Someone explained the method as following:

TransformNormal() used for direction, tangent vectors. This reserves the matrix.
In Math: retVect = srcVec x M.

Vector2.TransformNormal() only applies the Scale and Rotational parts of the Matrix to the vector.

I do not fully understand this.

Vector2.TransformNormal() only applies the Scale and Rotational parts of the Matrix to the vector.

A normal is a direction vector so it does not require a displacement, ie 2 parallel planes have the same normal.

I am not sure why you need normals in a 2d game. They are mostly used for lighing in 3D.

It is used in a pixel perfect collision method with support of rotated images.

Do you know the formula to apply a matrix’s scale and rotational parts to a vector2?

If you are translating your points in 2D with a matrix as well as rotating them, you will need a 3x3 matrix, where the points you transform require an extra term w which equals 1:

``````[x,y,1] * M = [x', y', 1]
``````

If you only have uniform scaling (or no scaling), then for vectors such as normals you can use the same matrix you used to transform the points but set the w term equal to 0 which will ignore the translation:

``````[nx, ny, 0] * M = [nx', ny', 0]
``````

However, if you have non-uniform scaling then you need to use the inverse transpose to transform the normals:

``````[nx, ny, 0] * transpose(inverse(M)) = [nx', ny', 0]
``````

Thank you for the help. Unfortunately I did not fully understand your formulas.
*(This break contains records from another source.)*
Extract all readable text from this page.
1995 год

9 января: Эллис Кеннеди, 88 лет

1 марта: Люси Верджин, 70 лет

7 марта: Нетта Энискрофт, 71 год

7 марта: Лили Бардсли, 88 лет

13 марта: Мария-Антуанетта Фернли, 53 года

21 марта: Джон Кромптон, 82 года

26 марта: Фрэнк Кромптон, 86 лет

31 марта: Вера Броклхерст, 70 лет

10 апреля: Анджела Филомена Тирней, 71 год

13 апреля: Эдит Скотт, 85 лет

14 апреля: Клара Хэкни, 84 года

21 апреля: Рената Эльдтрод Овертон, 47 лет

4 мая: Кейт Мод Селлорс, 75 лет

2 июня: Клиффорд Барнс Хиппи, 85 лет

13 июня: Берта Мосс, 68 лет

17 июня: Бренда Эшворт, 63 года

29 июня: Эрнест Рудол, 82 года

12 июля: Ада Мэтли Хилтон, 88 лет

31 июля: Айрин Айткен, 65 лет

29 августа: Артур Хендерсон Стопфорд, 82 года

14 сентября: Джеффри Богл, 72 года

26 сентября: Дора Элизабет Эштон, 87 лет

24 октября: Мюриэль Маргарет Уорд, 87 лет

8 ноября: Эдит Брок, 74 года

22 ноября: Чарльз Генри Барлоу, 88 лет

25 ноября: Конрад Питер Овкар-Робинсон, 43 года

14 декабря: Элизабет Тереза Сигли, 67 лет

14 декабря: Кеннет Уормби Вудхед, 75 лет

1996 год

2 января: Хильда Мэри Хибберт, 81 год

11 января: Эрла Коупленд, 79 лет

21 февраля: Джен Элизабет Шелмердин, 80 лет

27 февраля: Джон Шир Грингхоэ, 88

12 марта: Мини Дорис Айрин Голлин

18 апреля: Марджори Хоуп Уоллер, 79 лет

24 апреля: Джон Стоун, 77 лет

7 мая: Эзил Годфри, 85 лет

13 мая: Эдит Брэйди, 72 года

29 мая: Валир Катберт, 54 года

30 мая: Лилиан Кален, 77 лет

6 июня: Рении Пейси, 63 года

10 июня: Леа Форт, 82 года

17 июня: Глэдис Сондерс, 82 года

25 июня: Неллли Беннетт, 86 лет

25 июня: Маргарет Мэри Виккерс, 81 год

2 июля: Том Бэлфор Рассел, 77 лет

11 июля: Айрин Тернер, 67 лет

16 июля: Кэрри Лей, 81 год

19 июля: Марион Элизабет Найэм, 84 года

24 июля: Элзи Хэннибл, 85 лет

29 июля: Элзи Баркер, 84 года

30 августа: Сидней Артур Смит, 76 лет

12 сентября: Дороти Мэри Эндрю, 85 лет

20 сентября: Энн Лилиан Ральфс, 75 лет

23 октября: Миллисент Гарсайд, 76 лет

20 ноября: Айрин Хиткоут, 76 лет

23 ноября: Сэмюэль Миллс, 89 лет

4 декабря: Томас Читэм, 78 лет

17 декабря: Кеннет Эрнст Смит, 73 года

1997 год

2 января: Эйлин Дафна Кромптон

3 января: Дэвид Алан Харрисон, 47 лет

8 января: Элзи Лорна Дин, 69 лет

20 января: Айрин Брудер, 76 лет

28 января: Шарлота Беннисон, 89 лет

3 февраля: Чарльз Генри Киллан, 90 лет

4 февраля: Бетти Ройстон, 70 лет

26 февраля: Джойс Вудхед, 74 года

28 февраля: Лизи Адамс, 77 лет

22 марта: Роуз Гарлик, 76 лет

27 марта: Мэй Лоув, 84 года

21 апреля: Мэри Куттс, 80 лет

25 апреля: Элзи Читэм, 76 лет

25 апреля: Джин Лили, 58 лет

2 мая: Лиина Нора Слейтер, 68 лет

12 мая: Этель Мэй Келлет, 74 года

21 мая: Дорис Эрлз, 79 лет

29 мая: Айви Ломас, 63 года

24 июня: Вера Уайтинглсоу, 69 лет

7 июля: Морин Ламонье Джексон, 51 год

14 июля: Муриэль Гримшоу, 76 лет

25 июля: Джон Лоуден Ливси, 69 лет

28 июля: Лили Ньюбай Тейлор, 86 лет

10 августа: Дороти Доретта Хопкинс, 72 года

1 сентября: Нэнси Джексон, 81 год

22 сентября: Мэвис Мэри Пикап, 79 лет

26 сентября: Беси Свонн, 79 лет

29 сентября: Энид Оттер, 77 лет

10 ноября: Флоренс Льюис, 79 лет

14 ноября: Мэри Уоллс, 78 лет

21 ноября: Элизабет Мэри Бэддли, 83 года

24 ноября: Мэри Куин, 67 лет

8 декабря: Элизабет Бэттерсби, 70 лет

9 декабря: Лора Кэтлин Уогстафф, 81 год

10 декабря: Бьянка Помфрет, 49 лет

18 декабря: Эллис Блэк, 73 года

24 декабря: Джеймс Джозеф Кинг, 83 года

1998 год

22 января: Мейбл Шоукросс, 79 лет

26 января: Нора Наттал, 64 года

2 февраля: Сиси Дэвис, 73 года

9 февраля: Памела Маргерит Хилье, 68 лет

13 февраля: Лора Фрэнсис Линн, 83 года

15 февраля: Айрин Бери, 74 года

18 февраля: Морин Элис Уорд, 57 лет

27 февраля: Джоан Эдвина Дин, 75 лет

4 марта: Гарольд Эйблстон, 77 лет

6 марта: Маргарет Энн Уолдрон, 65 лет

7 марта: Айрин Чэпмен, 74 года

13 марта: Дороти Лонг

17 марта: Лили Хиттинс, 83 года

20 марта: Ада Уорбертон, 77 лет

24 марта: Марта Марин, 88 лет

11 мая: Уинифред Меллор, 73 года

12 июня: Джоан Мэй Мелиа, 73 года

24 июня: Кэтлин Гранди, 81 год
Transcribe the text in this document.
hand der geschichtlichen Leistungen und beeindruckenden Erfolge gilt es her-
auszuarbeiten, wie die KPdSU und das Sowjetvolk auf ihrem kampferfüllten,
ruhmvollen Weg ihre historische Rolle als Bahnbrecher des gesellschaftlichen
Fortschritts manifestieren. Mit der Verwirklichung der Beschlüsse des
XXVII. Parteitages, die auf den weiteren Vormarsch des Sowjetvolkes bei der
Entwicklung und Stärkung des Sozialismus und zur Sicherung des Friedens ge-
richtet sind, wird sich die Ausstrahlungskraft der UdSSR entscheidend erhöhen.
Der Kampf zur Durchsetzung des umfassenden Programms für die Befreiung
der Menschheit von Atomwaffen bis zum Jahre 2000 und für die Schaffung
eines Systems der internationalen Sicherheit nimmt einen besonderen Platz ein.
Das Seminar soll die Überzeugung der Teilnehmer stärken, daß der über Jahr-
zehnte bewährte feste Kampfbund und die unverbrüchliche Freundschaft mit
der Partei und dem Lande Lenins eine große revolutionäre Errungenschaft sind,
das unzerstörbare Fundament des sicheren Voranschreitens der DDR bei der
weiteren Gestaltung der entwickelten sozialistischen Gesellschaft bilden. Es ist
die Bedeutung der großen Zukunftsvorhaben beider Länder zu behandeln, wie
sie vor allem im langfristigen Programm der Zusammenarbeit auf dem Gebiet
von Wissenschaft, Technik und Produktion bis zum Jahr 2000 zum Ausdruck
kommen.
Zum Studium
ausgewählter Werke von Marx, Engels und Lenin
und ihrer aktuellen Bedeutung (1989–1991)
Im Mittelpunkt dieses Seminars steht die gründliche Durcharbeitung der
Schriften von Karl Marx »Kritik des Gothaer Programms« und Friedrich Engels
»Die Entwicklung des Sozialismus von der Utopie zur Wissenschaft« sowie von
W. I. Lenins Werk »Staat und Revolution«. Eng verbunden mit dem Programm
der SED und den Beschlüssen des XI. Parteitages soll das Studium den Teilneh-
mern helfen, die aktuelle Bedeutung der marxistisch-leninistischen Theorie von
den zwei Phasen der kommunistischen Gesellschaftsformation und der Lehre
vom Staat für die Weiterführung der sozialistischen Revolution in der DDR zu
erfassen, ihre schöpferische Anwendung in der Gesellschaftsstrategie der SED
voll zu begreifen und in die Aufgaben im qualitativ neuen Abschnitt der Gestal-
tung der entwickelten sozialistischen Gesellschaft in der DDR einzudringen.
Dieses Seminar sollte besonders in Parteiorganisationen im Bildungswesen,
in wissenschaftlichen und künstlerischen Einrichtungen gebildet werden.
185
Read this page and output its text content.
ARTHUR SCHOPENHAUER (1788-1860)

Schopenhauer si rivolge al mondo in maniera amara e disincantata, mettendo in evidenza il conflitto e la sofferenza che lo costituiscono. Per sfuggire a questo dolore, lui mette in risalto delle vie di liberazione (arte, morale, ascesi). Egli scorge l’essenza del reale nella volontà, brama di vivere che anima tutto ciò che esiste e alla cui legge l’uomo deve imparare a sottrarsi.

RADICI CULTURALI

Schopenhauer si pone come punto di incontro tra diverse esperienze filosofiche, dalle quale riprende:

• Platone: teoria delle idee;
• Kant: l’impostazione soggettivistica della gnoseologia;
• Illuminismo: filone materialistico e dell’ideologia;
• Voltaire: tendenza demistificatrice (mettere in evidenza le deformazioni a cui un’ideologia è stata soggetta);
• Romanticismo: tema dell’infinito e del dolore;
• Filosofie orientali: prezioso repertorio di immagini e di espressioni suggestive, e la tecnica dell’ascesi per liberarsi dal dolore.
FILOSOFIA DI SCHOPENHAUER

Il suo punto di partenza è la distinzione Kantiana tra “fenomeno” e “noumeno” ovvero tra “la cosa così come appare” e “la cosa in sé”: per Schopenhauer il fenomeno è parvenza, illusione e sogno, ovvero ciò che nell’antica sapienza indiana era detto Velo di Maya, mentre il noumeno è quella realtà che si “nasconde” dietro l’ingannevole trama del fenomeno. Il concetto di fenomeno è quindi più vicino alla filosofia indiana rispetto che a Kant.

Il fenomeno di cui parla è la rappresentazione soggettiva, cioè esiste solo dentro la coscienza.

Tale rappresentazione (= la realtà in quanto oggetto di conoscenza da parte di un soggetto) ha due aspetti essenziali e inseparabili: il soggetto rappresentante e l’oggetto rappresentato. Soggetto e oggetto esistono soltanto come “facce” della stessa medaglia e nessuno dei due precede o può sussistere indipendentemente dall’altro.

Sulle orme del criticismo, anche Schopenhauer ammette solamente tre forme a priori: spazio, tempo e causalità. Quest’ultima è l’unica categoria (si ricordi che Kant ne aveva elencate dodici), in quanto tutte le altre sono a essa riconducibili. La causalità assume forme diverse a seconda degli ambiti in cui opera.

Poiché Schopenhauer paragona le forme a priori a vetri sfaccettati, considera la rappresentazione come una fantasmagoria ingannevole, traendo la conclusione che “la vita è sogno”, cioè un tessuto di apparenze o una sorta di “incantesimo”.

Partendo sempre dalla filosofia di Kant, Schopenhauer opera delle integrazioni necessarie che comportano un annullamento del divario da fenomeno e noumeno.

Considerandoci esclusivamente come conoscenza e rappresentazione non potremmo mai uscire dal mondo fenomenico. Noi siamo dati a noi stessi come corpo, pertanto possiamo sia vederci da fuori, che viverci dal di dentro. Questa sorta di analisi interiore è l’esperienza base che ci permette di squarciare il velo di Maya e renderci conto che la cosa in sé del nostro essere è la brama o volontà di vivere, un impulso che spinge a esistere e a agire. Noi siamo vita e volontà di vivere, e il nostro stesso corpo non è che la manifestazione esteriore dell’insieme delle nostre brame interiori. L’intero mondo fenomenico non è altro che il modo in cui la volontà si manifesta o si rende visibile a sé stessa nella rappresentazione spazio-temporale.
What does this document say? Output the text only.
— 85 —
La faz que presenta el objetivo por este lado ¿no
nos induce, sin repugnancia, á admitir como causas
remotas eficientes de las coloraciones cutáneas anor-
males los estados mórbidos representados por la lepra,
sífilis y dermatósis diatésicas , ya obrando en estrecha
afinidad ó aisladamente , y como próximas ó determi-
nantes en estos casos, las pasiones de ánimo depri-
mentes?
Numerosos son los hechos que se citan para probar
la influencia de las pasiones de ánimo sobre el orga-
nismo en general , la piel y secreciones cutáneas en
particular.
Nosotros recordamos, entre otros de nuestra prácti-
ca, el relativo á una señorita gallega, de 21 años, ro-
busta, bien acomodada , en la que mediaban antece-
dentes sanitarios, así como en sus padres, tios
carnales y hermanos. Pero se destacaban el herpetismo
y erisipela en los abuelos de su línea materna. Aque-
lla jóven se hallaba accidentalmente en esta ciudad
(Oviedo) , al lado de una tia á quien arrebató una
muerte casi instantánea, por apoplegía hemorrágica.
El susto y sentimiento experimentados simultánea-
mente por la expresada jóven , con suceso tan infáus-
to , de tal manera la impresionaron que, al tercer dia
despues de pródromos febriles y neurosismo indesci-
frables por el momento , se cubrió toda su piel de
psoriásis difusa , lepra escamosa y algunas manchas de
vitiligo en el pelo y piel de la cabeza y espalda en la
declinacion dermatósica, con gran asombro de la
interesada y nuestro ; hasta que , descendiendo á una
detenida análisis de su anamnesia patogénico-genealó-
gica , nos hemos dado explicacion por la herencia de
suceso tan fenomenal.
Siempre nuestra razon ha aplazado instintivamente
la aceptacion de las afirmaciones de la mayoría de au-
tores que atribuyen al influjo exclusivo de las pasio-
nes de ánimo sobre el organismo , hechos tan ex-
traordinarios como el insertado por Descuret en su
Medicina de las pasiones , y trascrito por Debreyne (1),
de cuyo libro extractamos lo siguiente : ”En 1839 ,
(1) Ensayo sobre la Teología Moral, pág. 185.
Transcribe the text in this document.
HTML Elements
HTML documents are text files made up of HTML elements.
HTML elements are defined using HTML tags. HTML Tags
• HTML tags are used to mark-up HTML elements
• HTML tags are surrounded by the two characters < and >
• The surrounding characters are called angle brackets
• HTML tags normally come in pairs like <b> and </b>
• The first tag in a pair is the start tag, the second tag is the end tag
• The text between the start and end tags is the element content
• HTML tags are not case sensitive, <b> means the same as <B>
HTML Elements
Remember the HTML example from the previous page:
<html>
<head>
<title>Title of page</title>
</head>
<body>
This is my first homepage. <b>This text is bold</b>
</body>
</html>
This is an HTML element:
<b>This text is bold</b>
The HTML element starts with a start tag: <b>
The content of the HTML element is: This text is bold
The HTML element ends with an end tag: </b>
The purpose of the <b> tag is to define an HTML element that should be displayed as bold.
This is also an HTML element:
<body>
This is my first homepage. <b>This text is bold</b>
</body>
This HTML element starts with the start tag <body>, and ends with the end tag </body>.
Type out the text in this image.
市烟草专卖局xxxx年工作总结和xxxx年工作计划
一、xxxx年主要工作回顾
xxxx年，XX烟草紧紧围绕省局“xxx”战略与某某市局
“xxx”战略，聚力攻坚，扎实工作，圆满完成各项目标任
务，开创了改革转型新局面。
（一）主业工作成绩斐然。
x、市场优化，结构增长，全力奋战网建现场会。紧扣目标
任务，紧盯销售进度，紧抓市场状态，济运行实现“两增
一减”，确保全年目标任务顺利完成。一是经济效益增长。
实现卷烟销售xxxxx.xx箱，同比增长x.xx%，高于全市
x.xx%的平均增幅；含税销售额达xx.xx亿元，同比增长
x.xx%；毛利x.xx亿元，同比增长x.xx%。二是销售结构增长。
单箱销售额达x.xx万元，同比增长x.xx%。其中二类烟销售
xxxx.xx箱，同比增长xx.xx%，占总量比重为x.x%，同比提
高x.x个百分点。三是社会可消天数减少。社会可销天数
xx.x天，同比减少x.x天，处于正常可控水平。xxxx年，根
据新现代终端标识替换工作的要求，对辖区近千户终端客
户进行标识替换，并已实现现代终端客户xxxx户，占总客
I have a 3x3 Matrix like this.
And I have a Vector2, holding x and y.

I want to apply the Scale and Rotational parts of the Matrix to the vector.

If you have no scaling (or only uniform scaling), then just multiply [x, y, 0] by the 3x3 matrix. If you have scaling, you will need to first invert the matrix, then transpose it, then multiple [x, y, 0] by it.

See if this helps
http://www.cs.trinity.edu/~jhowland/cs2322/2d/2d/

Thanks! I think I can solve this now.